In their last week of business, legislators finalized a proposed amendment that would effectively erase abortion rights from the state constitution, setting up Iowa to have the nation’s most extreme restrictions on reproductive rights. Under Iowa’s amendment process, the language will have to be approved by lawmakers again in 2023 or 2024 and then sent to a statewide referendum, which would require a simple majority vote.

Also passed in the legislative overtime period was a bill to ramp up criminal charges against dissidents and enshrine unnecessary protections for government agents. The “back the blue” legislation allows harsher penalties when the government determines a protest is actually a riot. It gives police special legal cover when they commit misconduct.
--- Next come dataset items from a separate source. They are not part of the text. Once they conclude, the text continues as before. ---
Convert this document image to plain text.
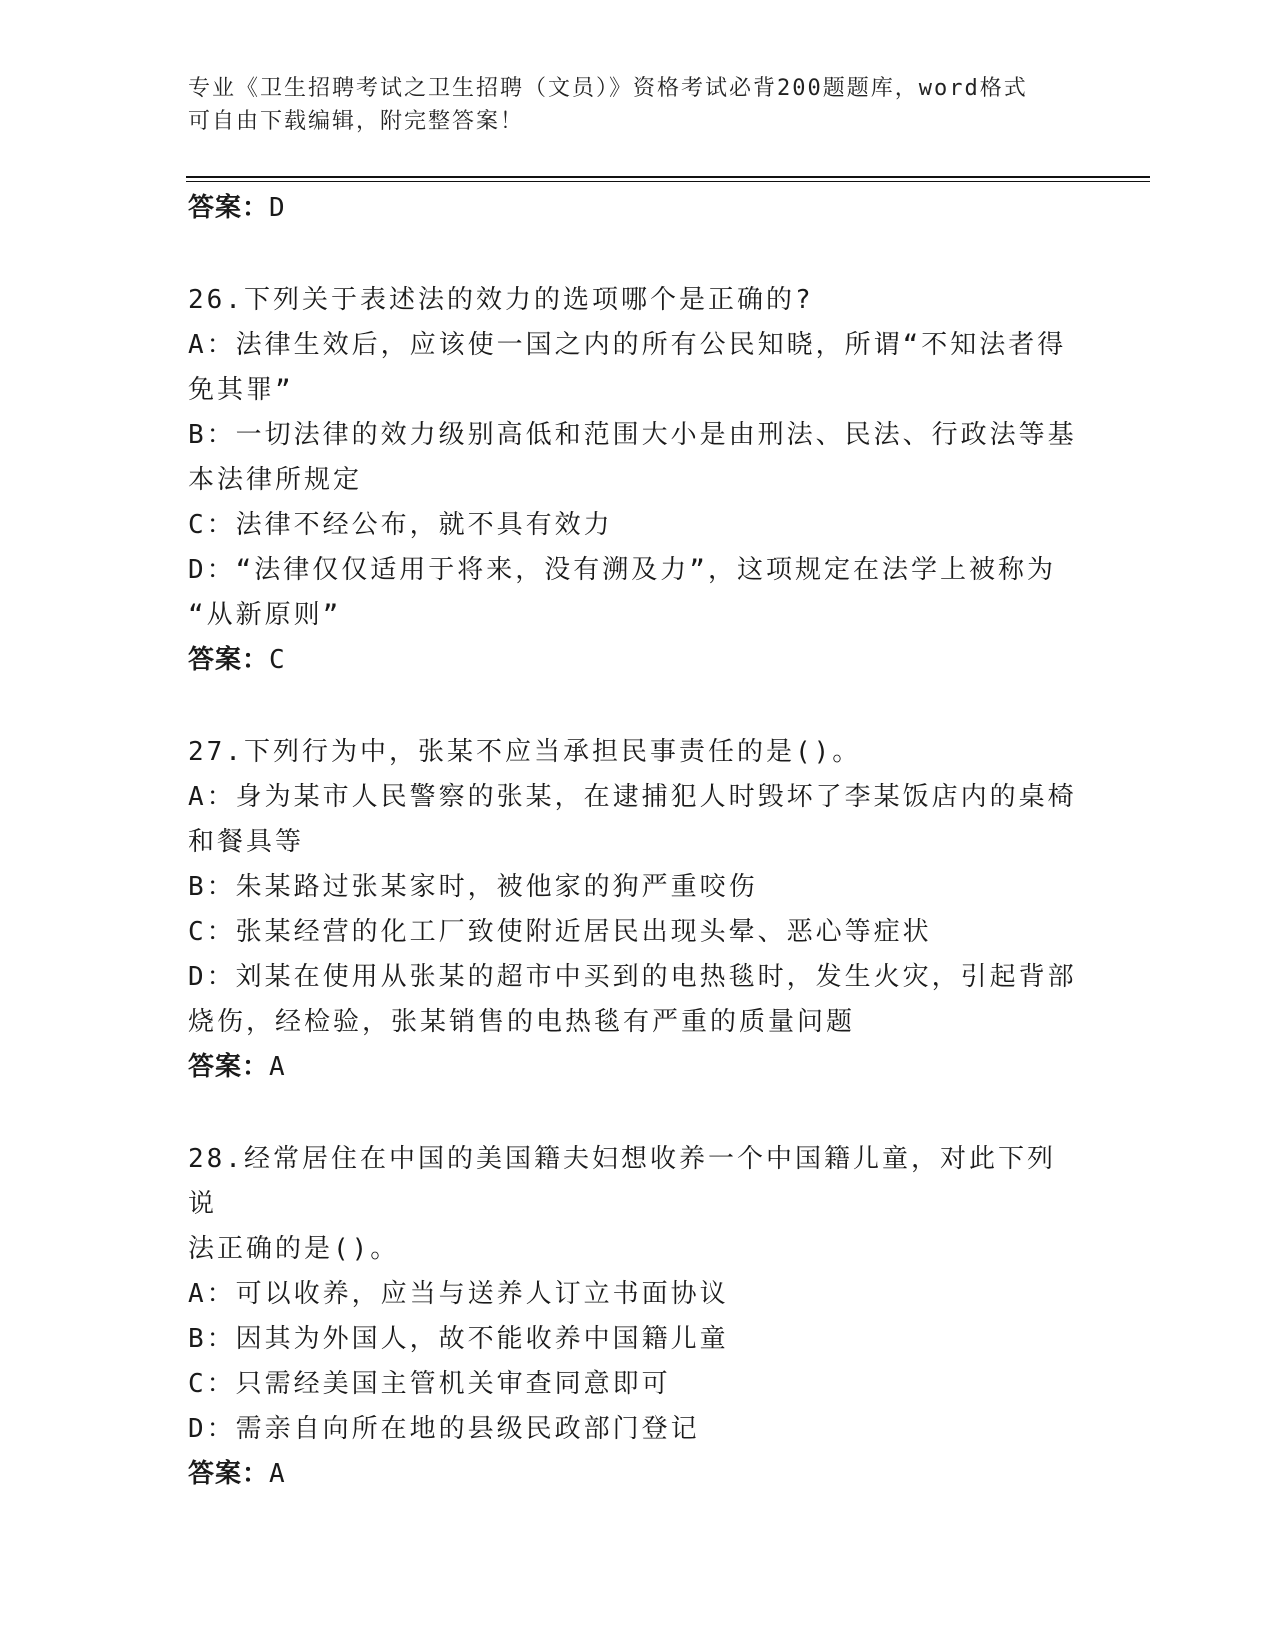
专业《卫生招聘考试之卫生招聘（文员）》资格考试必背200题题库，word格式
可自由下载编辑，附完整答案！

答案：D

26.下列关于表述法的效力的选项哪个是正确的?

A：法律生效后，应该使一国之内的所有公民知晓，所谓“不知法者得

免其罪”

B：一切法律的效力级别高低和范围大小是由刑法、民法、行政法等基

本法律所规定

C：法律不经公布，就不具有效力

D：“法律仅仅适用于将来，没有溯及力”，这项规定在法学上被称为

“从新原则”

答案：C

27.下列行为中，张某不应当承担民事责任的是()。

A：身为某市人民警察的张某，在逮捕犯人时毁坏了李某饭店内的桌椅

和餐具等

B：朱某路过张某家时，被他家的狗严重咬伤

C：张某经营的化工厂致使附近居民出现头晕、恶心等症状

D：刘某在使用从张某的超市中买到的电热毯时，发生火灾，引起背部

烧伤，经检验，张某销售的电热毯有严重的质量问题

答案：A

28.经常居住在中国的美国籍夫妇想收养一个中国籍儿童，对此下列说

法正确的是()。

A：可以收养，应当与送养人订立书面协议

B：因其为外国人，故不能收养中国籍儿童

C：只需经美国主管机关审查同意即可

D：需亲自向所在地的县级民政部门登记

答案：A
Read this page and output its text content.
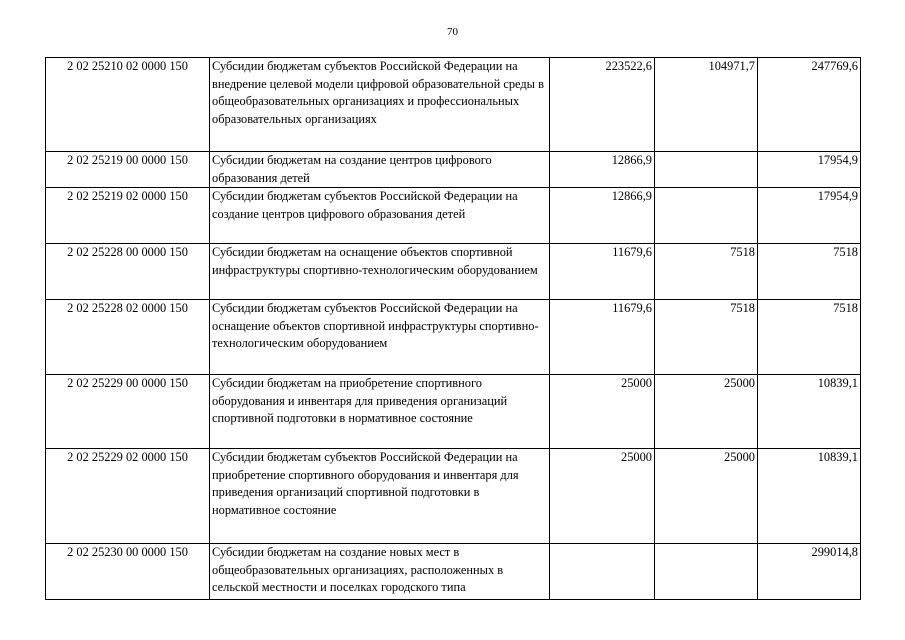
70
2 02 25210 02 0000 150	Субсидии бюджетам субъектов Российской Федерации на внедрение целевой модели цифровой образовательной среды в общеобразовательных организациях и профессиональных образовательных организациях	223522,6	104971,7	247769,6
2 02 25219 00 0000 150	Субсидии бюджетам на создание центров цифрового образования детей	12866,9		17954,9
2 02 25219 02 0000 150	Субсидии бюджетам субъектов Российской Федерации на создание центров цифрового образования детей	12866,9		17954,9
2 02 25228 00 0000 150	Субсидии бюджетам на оснащение объектов спортивной инфраструктуры спортивно-технологическим оборудованием	11679,6	7518	7518
2 02 25228 02 0000 150	Субсидии бюджетам субъектов Российской Федерации на оснащение объектов спортивной инфраструктуры спортивно-технологическим оборудованием	11679,6	7518	7518
2 02 25229 00 0000 150	Субсидии бюджетам на приобретение спортивного оборудования и инвентаря для приведения организаций спортивной подготовки в нормативное состояние	25000	25000	10839,1
2 02 25229 02 0000 150	Субсидии бюджетам субъектов Российской Федерации на приобретение спортивного оборудования и инвентаря для приведения организаций спортивной подготовки в нормативное состояние	25000	25000	10839,1
2 02 25230 00 0000 150	Субсидии бюджетам на создание новых мест в общеобразовательных организациях, расположенных в сельской местности и поселках городского типа			299014,8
Statehouse Republicans pursued censorship in the name of free speech. Public institutions such as schools will be forbidden from offering certain kinds of diversity and inclusion programs, which some of my fellow conservatives call “indoctrination.”

And the Legislature this year made it harder for Iowans to exercise our voting rights. Following record-high turnout in last year’s general election — buoyed by easy access to early voting — the state passed a new law to limit early voting days, shorten polling hours on Election Day and restrict the use of ballot drop boxes.

Freedom? Not really.

On their last day in Des Moines, nearly every House Republican signed on to a resolution decrying federal intervention in the livestock industry. They didn’t have time to act on it, but it gives us insight to what members of the majority party were thinking in the final hours of the session.

“The House of Representatives opposes government micromanagement of the private lives of Iowans through government-approved and controlled policies that dictate lifestyle choices,” the resolution reads in part.

Really, though, Iowa lawmakers love micromanaging our lives — at the doctor’s office, in the town square, in the classroom. Sure, they won’t dictate your lifestyle choices, as long as you make the right ones.